You insult Pennsylvanians sir!
Anyone true Pennsylvanian knows that the definitive Pennsylvania food item is Wet Bottom Sho-Fly Pie!
Their Foodspin archive is worth a bookmark as well.
Minnesota - Fresh, still flopping in the pan, fried in bacon grease on the shore walleye.
20. Texas-style barbecue brisket (Texas)
“Beyond the smoky tastiness of all barbecue, the virtues of the Texas-style barbecue brisket are as follows: It is very large. The end.”
If you have a BBQ brisket that has a smoky taste, you are doing it wrong.
Agreed with a large number of them....Only gripe is with the Colorado dish...NEVER would a chocolate chip cookie be the signature dish. A true Coloradoan will tell you that the signature dish is a black and blue steak....Colorado raised of course and dry aged before cooking (that’s grilling to the rest of the world)
The Chicago deep dish meat and cheese pie is good, but does not deserve to either be called “pizza’ or be #1 on this list. Also, NC BBQ over STL or Memphis? Ridiculous.
The pork tenderloin from Indiana is also under-rated. It’s a “never miss” item for me when I’m out that way.
Ugh—Chicago-style pizza at #1, over the likes of crab cakes and jumbo?
Then a Maine lobster roll all the way down at #24, just below Hawaii’s spam breakfast and above Montana’s bull testicles?
What kind of heathen dared take on the task of this list without, apparently, sufficient tatebuds to differentiate between hot dogs at #11 and the first barbeque dish pulling up at #13?
Say the name "Kentucky" to anyone anywhere in the world and unless they're aboriginal pygmies living on grubs and monkey droppings in the rain forest they will respond with "fried chicken".
The real thing, not the pressure cooked grease balls the Colonel has made so world famous, has two not-so-secret herbs and spices, salt and pepper, brined chicken double flour coated, fried in lard in a cast iron skillet. The aroma alone tells everyone within a mile of the kitchen that dinner's a'cookin'.
bttt
That would be "Casino comp" -- whatever is on the menu that you like in the place that comped your dinner so you would gamble there.
“9. Stacked enchilada with green chile (New Mexico)”
Though NM enchiladas are superb, it is New Mexico chile that is to die for! The question shall always remain “red or green?”
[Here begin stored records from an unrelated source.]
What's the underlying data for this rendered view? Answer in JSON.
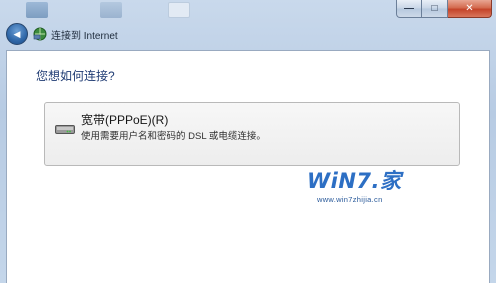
{
  "window": {
    "nav_title": "连接到 Internet",
    "minimize_glyph": "—",
    "maximize_glyph": "□",
    "close_glyph": "✕",
    "back_glyph": "◀"
  },
  "content": {
    "question": "您想如何连接?",
    "options": [
      {
        "title": "宽带(PPPoE)(R)",
        "description": "使用需要用户名和密码的 DSL 或电缆连接。",
        "icon": "modem-icon"
      }
    ]
  },
  "watermark": {
    "logo": "WiN7.家",
    "url": "www.win7zhijia.cn"
  },
  "colors": {
    "question_text": "#1f3b73",
    "frame": "#c4d6ea",
    "watermark_blue": "#2d6fc4",
    "close_red": "#c4442a"
  }
}
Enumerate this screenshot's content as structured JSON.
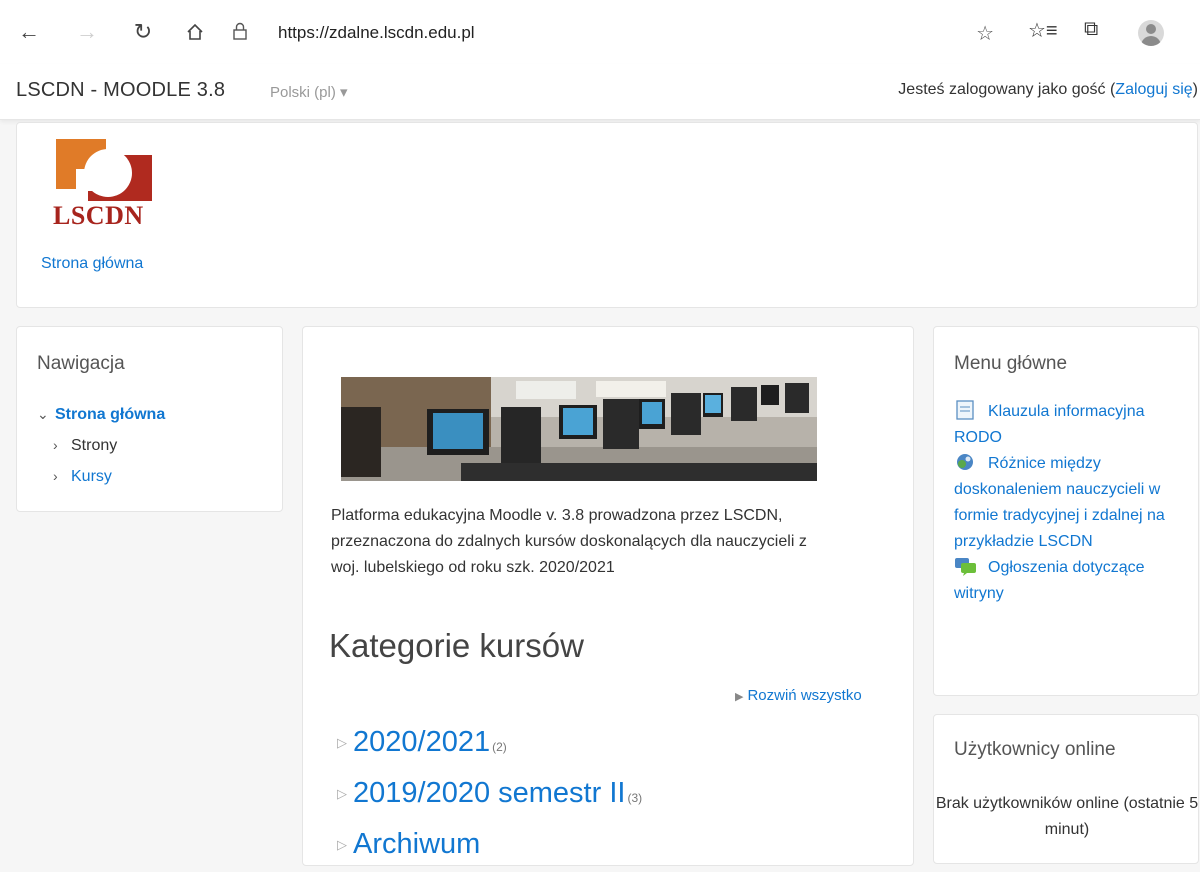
{
  "browser": {
    "url": "https://zdalne.lscdn.edu.pl",
    "icons": [
      "back-arrow-icon",
      "forward-arrow-icon",
      "reload-icon",
      "home-icon",
      "lock-icon",
      "star-icon",
      "favorites-icon",
      "collections-icon",
      "profile-icon"
    ]
  },
  "navbar": {
    "site_name": "LSCDN - MOODLE 3.8",
    "language": "Polski (pl)",
    "login_prefix": "Jesteś zalogowany jako gość (",
    "login_link": "Zaloguj się",
    "login_suffix": ")"
  },
  "header": {
    "logo_text": "LSCDN",
    "breadcrumb": "Strona główna",
    "logo_colors": {
      "orange": "#e07b28",
      "red": "#b02a1f"
    }
  },
  "navigation": {
    "title": "Nawigacja",
    "root": "Strona główna",
    "items": [
      "Strony",
      "Kursy"
    ]
  },
  "main": {
    "description": "Platforma edukacyjna Moodle v. 3.8 prowadzona przez LSCDN, przeznaczona do zdalnych kursów doskonalących dla nauczycieli z woj. lubelskiego od roku szk. 2020/2021",
    "categories_heading": "Kategorie kursów",
    "expand_all": "Rozwiń wszystko",
    "categories": [
      {
        "name": "2020/2021",
        "count": "(2)"
      },
      {
        "name": "2019/2020 semestr II",
        "count": "(3)"
      },
      {
        "name": "Archiwum",
        "count": ""
      }
    ]
  },
  "main_menu": {
    "title": "Menu główne",
    "items": [
      {
        "label": "Klauzula informacyjna RODO",
        "icon": "page-icon"
      },
      {
        "label": "Różnice między doskonaleniem nauczycieli w formie tradycyjnej i zdalnej na przykładzie LSCDN",
        "icon": "url-globe-icon"
      },
      {
        "label": "Ogłoszenia dotyczące witryny",
        "icon": "forum-icon"
      }
    ]
  },
  "online_users": {
    "title": "Użytkownicy online",
    "text": "Brak użytkowników online (ostatnie 5 minut)"
  },
  "colors": {
    "link": "#1177d1",
    "brand_red": "#a7241d"
  }
}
Wow, Ted’s steamed cheeseburgers are really freakin good, and it’s ranked last?
Obviously the author has never tried them.
I figured Chicago would be “Four Fried Chickens and a Coke”.
The Maine meal is not the lobster roll but instead the Boiled Lobsta Dinna’ which includes drawn butta, roll, and chowda and corn on the cob. Steamers are also included. Tasty and top of the list.
I notice a lack of California signature foods
At least in northern California you can go with abalone, artichoke, dungeness crab, sour dough bread (unlike any other in the world), ollalie berry pie, any great Napa or Sonoma wine, Humboldt Fog cheese
to name a few GREAT dishes
Scrapple is disgusting.
I make the best chili on the planet, bar none.
INCOMING!
Yes, I've posted the receipt [and many FReepers have eaten it...and lived].
5.56mm
The story gets South Dakota’s signature dish totally wrong. Chislic is traditionally made from lamb or better still mutton...and old ewe preferred. Old timers used to use at least some sheep tallow in the deep fat frying oil, but most now use peanut oil. Chewy...yes, but tasty and best washed down with cold beer. Recently some have cooked their chislic on a BBQ grill or even use beef or venison...poor substitutes for the real thing. Note chislic is largely an eastern South Dakota thing. Once you cross the Missouri river, local ranchers would not be too happy to see beef cooked that way.
West Virginia’s food should be Pepperoni Rolls not Hot Dogs.